Before he became information commissioner, he had filed an RTI plea asking how many under-trials were in jail in Maharashtra. His argument is that many of them had spent more time in jail than the sentence of the crime they were accused of.
“It is always the poor, who do not have the money to appeal for bail, who are inside. They don’t even know the maximum sentence for the crime they are alleged to have committed. At that time, once I got the figures, I petitioned the chief justice of the Bombay high court,” Gandhi recalls.
The court treated it as a public interest litigation and ordered that those under-trials who had spent their maximum sentence time in jail should be released.
“But it was a one-off deed. They did not make it part of a system that would work every time,” said Gandhi.
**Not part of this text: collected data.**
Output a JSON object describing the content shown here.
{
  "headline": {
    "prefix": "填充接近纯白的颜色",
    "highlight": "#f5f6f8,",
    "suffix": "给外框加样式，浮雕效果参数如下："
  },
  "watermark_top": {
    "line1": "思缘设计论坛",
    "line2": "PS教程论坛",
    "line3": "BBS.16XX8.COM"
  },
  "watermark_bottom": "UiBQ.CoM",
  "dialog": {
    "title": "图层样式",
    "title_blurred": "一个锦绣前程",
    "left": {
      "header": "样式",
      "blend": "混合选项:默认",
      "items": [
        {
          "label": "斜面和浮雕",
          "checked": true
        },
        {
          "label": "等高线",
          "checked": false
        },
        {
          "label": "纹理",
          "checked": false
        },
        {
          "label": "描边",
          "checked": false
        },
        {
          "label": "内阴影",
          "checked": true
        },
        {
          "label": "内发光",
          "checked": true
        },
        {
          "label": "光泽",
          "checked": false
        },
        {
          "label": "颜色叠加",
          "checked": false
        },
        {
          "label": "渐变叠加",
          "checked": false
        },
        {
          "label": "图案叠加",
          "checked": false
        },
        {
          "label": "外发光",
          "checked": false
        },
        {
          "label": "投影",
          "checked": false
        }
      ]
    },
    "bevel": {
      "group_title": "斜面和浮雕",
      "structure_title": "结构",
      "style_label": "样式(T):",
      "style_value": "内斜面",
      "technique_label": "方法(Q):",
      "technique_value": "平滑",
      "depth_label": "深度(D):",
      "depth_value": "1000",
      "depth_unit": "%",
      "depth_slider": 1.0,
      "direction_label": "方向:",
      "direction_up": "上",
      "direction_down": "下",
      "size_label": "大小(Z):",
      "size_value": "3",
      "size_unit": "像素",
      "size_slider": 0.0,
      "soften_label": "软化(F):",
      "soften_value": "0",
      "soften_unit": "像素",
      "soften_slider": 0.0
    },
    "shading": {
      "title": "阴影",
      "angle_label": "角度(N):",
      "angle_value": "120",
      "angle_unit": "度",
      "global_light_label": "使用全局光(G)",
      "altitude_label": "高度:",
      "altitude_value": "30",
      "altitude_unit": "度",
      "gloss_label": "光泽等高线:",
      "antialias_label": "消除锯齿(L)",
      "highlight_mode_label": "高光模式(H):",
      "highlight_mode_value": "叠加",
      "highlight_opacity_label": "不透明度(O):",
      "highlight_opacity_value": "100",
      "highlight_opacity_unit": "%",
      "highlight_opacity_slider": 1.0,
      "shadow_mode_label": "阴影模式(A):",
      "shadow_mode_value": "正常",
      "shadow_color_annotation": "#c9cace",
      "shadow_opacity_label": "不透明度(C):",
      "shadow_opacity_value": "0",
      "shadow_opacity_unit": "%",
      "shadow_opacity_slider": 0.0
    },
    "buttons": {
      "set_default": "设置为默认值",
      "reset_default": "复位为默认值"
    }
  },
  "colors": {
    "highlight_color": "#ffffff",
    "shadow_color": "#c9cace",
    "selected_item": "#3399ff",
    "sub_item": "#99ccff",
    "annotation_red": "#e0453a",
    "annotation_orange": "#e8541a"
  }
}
There is a Supreme Court judgment that says that when an under-trial spends 50 per cent of the time in jail that he would get as maximum sentence for his alleged crime, he should be released.
So when Gandhi retired as information commissioner he filed a petition to the director- general of prisons asking him how many under-trials were in jail.
“I wanted to make it part of the system and not dependent on anyone filing an RTI. They should be released the day they have spent half their possible sentence. His reply was strange. He wrote to me saying that there were 43 prisons in the state and I was free to contact them.
“I filed a second appeal to the next person above him. Nothing happened. So now I have filed the petition with the state information officer. Let’s see what happens”.
He has also petitioned the commissioner that once a year the prison department should put out this information on its website. “We should know how many under-trials are there, for how long and for what crime.”
Gandhi recollects that his proudest moment was filing an RTI in the case of a police inspector who had raped a minor girl. The girl turned hostile as a witness and the case was dropped. The inspector was reinstated six months later.
“I filed an RTI to his superior asking on what grounds he was reinstated. There was no reply. So I filed another RTI to the DSP there. The DSP was a good man. He said he would look into the matter and let me know.
“Three weeks later the inspector was dismissed. I did not pursue the matter as I was satisfied with the effect of the RTI.”
Gandhi says that people filing RTIs need not do anything with the information. “The very fact that someone asks them makes officers wary and next time they do not make the same mistake. They also warn future officers to be careful as anyone can file an RTI.”
Shailesh Gandhi is an icon among RTI activists. He is an inspiration for others. He has learnt to use the RTI to get a reluctant government to act. Others are sure to follow.